Our project is to make circuits that express chromoproteins when heme is present. To do this, we used a mechanism in which bacteria respond to heme to make an efflux pump. In this system, HssS and HssR were used to recognize from the outside of the cell and HrtR to recognize from the inside.
1. HrtR System
HrtR is a self-regulator that binds directly to the promoter’s palindrome sequence(ATGACACAGTGTCAT) in front of its CDS. When it binds to the promoter, it acts as an inhibitor that prevents the transcription of itself.

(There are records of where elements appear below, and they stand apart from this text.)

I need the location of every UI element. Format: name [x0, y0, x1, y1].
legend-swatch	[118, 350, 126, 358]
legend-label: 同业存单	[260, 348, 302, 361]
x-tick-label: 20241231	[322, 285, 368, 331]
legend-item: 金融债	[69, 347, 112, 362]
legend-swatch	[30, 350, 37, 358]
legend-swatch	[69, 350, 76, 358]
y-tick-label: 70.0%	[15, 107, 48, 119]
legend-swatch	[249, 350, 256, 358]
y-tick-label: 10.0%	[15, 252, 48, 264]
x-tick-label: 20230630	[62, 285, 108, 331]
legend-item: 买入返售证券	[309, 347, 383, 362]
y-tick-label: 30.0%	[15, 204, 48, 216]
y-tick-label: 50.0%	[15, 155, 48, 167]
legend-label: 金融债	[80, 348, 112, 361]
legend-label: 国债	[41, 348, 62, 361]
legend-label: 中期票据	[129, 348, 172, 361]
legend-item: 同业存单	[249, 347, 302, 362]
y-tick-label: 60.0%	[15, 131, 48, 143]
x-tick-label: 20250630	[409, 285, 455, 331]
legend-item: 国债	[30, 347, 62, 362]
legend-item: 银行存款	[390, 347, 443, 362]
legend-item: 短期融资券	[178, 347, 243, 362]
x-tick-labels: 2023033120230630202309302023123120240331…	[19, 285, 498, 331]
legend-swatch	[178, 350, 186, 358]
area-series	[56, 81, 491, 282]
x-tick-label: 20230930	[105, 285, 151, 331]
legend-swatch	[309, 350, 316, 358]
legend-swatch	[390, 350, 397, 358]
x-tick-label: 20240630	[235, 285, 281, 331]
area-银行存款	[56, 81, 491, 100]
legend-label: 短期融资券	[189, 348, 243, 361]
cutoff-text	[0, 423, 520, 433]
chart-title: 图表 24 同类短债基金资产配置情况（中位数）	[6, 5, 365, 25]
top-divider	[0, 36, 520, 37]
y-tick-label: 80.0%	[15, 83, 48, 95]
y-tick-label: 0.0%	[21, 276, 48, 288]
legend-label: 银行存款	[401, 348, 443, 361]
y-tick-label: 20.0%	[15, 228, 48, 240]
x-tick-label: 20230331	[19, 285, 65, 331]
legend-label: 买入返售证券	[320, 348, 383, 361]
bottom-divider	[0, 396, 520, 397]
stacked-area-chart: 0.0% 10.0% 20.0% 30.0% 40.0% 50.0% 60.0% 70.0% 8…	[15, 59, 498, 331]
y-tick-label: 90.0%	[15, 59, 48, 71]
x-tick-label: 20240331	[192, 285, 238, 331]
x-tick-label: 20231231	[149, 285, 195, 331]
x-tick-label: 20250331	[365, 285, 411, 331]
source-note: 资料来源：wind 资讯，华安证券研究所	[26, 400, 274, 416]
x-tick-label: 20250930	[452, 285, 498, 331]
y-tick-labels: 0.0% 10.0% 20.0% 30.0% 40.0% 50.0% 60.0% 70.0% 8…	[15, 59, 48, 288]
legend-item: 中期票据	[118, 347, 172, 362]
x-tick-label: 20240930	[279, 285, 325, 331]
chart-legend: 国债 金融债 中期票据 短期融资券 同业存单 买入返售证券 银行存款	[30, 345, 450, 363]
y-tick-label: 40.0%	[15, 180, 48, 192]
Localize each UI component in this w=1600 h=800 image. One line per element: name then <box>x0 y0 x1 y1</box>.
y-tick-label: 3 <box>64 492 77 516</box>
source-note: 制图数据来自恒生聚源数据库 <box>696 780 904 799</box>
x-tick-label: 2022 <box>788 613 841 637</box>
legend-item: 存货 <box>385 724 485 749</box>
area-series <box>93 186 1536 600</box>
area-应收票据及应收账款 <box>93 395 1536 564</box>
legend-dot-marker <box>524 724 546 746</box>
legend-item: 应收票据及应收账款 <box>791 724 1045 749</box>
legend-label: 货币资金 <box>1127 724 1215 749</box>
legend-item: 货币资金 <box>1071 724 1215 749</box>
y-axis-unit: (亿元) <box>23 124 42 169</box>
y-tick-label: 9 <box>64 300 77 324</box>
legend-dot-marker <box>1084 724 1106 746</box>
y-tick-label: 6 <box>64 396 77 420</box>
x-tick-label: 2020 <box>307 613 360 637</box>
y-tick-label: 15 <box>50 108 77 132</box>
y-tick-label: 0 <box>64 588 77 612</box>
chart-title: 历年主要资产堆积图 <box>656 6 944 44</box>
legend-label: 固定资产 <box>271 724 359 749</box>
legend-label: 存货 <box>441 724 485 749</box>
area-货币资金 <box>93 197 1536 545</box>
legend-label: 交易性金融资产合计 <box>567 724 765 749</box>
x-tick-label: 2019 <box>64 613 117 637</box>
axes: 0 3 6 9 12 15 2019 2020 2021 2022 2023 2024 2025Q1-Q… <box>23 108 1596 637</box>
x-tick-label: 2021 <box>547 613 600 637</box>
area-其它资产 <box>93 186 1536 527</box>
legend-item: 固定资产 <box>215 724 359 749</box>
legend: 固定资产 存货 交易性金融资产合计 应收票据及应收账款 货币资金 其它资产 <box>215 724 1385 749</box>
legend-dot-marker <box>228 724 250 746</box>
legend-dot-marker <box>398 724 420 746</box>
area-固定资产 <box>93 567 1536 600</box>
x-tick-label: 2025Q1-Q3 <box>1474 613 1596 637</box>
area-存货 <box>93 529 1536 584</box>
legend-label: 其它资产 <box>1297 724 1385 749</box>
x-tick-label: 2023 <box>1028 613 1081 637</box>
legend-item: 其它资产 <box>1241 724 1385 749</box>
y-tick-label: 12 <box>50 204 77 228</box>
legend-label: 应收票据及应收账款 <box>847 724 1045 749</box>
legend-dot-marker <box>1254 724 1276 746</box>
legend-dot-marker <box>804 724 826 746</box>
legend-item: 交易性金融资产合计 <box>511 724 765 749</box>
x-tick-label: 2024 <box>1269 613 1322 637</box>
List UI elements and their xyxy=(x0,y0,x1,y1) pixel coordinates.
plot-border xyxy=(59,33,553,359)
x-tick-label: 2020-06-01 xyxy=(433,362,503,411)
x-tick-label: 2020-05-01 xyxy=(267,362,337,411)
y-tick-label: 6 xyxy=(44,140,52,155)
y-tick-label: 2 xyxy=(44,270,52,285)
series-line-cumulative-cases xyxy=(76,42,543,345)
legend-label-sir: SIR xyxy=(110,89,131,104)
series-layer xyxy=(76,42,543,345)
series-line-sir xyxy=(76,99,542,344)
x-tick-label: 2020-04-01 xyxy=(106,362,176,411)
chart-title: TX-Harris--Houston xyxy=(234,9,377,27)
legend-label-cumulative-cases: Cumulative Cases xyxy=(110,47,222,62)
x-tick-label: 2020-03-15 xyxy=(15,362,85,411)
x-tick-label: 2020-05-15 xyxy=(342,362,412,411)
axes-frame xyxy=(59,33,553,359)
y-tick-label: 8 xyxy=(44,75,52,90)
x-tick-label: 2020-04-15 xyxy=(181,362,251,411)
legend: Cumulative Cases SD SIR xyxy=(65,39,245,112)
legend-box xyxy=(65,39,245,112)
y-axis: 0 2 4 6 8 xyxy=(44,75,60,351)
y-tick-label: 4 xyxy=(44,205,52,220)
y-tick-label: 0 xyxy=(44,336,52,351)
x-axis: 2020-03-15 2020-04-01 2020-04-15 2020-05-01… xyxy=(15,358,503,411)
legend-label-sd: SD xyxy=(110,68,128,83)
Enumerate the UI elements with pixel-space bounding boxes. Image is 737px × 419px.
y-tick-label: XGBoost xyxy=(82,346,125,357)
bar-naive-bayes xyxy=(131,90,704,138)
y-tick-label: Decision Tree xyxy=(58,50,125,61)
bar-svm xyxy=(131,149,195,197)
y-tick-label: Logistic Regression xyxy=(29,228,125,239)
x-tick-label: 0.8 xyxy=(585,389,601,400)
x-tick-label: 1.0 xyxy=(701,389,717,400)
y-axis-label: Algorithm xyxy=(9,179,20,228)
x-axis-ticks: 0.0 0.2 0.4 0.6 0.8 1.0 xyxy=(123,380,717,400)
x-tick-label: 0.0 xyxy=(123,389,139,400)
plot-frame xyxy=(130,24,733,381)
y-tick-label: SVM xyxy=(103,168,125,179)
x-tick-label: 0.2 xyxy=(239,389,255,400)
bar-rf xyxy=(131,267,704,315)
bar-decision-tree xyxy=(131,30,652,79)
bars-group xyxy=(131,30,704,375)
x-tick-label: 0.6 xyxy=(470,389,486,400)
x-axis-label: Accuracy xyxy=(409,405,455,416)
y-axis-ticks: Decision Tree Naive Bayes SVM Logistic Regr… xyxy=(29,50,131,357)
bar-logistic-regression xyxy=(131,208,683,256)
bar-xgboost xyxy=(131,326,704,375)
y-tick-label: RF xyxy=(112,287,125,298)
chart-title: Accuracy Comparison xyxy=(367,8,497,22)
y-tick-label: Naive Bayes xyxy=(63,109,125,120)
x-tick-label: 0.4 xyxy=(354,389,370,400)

We ordered the hrtR sequence of the gram-positive Lactococcus lactis in IDT and cloned it into DH5alpha using pSB1C3 and TA cloning. In the picture above, the white colonies were inserted with the HrtR and the RFP was deleted. The red one is that the RFP still exists because HrtR is not inserted normally.
Commonly used GFPs must be exposed to ultraviolet light in order to see strong green color. So we planned to use chromoprotein instead of fluorescent protein because we thought that fluorescent proteins would be difficult to use in common life. The 2013 Uppsala team's project was using Lactobacillus and chromoprotein, and we decided to use these parts. This photograph shows the expression of their amilCP in E. coli DH5alpha. AmilCP will be more noticeable because it has a blue color that is complementary to the color of the feces.
Our final design using above system is as follows. HrtR is expressed in cells at a constant concentration by negative feedback. When HtrR binds to heme, its inhibitor function is lost and transcription occurs. Therefore, the concentration of chromoprotein increases and the color of the bacteria in the feces becomes darker.